US senator seeks to lower age eligibility for interstate truck drivers

By: Brad Gardner

Proposal will allow 18-year-olds to drive trucks interstate.

US senator seeks to lower age eligibility for interstate truck drivers
Truck drivers in the US currently need to be at least 21 years of age to haul freight interstate.


Restrictions in the US that prevent truck drivers younger than 21 from hauling freight across state borders could soon be abolished.

Federal US senator Deb Fischer has put forward a proposal that, if introduced, will allow someone as young as 18 to obtain a commercial vehicle licence and drive heavy trucks interstate.

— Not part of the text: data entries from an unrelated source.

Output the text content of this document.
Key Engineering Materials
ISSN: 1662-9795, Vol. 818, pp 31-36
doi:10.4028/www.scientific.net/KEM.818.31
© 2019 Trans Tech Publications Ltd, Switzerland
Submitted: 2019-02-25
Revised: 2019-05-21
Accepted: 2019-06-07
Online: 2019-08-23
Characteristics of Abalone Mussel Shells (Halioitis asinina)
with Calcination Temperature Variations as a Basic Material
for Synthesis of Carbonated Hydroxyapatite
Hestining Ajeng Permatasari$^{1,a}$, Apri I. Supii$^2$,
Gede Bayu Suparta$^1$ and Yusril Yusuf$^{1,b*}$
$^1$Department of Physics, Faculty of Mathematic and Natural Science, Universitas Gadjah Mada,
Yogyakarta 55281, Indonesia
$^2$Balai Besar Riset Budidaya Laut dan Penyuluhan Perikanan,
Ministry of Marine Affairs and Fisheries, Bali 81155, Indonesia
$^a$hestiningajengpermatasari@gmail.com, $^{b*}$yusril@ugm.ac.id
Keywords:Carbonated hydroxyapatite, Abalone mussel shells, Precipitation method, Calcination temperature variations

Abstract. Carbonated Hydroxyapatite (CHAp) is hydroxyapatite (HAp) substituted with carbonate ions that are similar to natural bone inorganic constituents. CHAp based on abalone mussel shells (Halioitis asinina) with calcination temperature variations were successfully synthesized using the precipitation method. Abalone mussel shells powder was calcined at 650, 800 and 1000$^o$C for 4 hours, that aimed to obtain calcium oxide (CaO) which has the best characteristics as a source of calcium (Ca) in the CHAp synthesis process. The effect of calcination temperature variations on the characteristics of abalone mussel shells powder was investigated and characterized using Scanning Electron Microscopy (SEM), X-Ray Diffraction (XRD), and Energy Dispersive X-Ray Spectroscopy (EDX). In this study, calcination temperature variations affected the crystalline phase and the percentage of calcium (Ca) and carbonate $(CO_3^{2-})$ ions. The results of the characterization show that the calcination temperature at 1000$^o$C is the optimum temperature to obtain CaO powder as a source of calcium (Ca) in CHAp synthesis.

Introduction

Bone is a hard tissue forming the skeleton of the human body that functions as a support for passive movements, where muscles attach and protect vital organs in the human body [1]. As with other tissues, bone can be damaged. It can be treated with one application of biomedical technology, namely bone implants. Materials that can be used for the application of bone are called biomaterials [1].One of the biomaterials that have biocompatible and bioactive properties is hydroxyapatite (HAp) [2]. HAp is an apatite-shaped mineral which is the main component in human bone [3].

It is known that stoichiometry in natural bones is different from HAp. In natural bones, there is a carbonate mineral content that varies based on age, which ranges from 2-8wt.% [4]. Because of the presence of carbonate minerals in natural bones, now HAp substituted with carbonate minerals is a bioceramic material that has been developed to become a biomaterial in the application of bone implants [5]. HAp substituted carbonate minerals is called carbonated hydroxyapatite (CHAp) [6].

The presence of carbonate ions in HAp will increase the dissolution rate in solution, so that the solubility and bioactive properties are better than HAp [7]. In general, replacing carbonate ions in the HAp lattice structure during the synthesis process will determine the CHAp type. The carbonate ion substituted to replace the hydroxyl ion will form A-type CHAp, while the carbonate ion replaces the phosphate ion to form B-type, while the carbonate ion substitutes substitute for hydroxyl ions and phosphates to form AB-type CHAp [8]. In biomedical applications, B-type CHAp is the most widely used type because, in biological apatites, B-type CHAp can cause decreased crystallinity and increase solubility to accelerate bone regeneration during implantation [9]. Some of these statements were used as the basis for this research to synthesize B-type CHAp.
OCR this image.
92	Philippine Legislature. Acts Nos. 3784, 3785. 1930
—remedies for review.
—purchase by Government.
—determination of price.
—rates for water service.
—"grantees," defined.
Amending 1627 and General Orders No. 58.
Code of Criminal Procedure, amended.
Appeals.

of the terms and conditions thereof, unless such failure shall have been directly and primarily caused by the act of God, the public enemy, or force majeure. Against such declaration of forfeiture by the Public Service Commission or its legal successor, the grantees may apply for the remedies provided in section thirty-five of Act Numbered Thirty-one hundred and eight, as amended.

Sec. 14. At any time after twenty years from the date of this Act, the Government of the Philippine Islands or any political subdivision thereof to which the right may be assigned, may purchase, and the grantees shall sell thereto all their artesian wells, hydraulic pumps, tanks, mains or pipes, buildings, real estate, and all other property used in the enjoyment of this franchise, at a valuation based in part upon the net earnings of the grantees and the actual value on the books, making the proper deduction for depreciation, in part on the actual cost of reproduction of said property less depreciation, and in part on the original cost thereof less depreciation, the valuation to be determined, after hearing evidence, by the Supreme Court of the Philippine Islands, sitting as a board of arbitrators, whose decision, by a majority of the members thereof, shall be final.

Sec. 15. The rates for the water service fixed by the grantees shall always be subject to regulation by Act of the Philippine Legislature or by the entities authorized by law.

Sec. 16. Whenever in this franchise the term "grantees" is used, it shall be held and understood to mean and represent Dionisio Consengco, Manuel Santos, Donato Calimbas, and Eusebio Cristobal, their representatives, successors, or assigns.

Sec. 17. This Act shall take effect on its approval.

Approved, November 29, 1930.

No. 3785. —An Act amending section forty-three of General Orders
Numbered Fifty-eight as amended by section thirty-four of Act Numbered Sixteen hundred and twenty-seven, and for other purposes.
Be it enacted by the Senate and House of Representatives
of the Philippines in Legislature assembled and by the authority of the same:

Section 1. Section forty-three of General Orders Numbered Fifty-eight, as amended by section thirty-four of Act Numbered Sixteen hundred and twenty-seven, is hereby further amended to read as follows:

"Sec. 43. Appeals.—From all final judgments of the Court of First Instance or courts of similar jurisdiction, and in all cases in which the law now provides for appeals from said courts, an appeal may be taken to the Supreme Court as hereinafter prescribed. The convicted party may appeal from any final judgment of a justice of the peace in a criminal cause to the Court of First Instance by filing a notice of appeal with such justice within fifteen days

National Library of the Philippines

Called the Commercial Driver Act, the document wants the Federal Motor Carrier Safety Administration to introduce a trial allowing neighbouring states to enter into agreements on drivers aged 18 to 20 travelling across borders.

Fischer has the support of the country’s premier trucking lobby, the American Trucking Associations (ATA).

"In each of the continental United States, a person can get a commercial driver's license and drive a truck at the age of 18, but federal law prevents them from driving across state lines until they reach the age of 21," ATA president and CEO Bill Graves says.

"It is illogical that a 20-year-old can drive the 500 miles from San Francisco to San Diego, but not the eight miles from Memphis, Tennessee to West Memphis, Arkansas – or simply cross the street in Texarkana. Even more illogical is that a 20-year-old may not drive a truck in any state if the cargo in it originated outside the state or will eventually leave the state by some other means."

The ATA believes the Bill, if introduced, will create more job opportunities for school leavers and address a driver shortage that is estimated to be between 35,000 to 40,000 people.

"As our population grows and our freight demands increase, we are going to need more drivers. The Commercial Driver Act helps solve two problems by expanding the pool of eligible drivers and creating employment opportunities for younger Americans," Graves says.

The ATA says trucking companies will need to recruit almost 100,000 new drivers a year over the next decade due to the growth in the freight task and to replace those who retire or leave the industry.

The Bill says participating jurisdictions should provide minimum standards for drivers under 21 years relating to age restrictions, travelling distance, reporting requirements and fatigue management.

The Bill will not affect drivers over the age of 21 who already cart interstate.

"Nothing in this Act may be construed to limit, or otherwise change, the authority to operate in Interstate Commerce for drivers over the the age of 21, including by setting the minimum age requirement to receive a Class A commercial driver’s licence at 18 years of the age," the Bill states.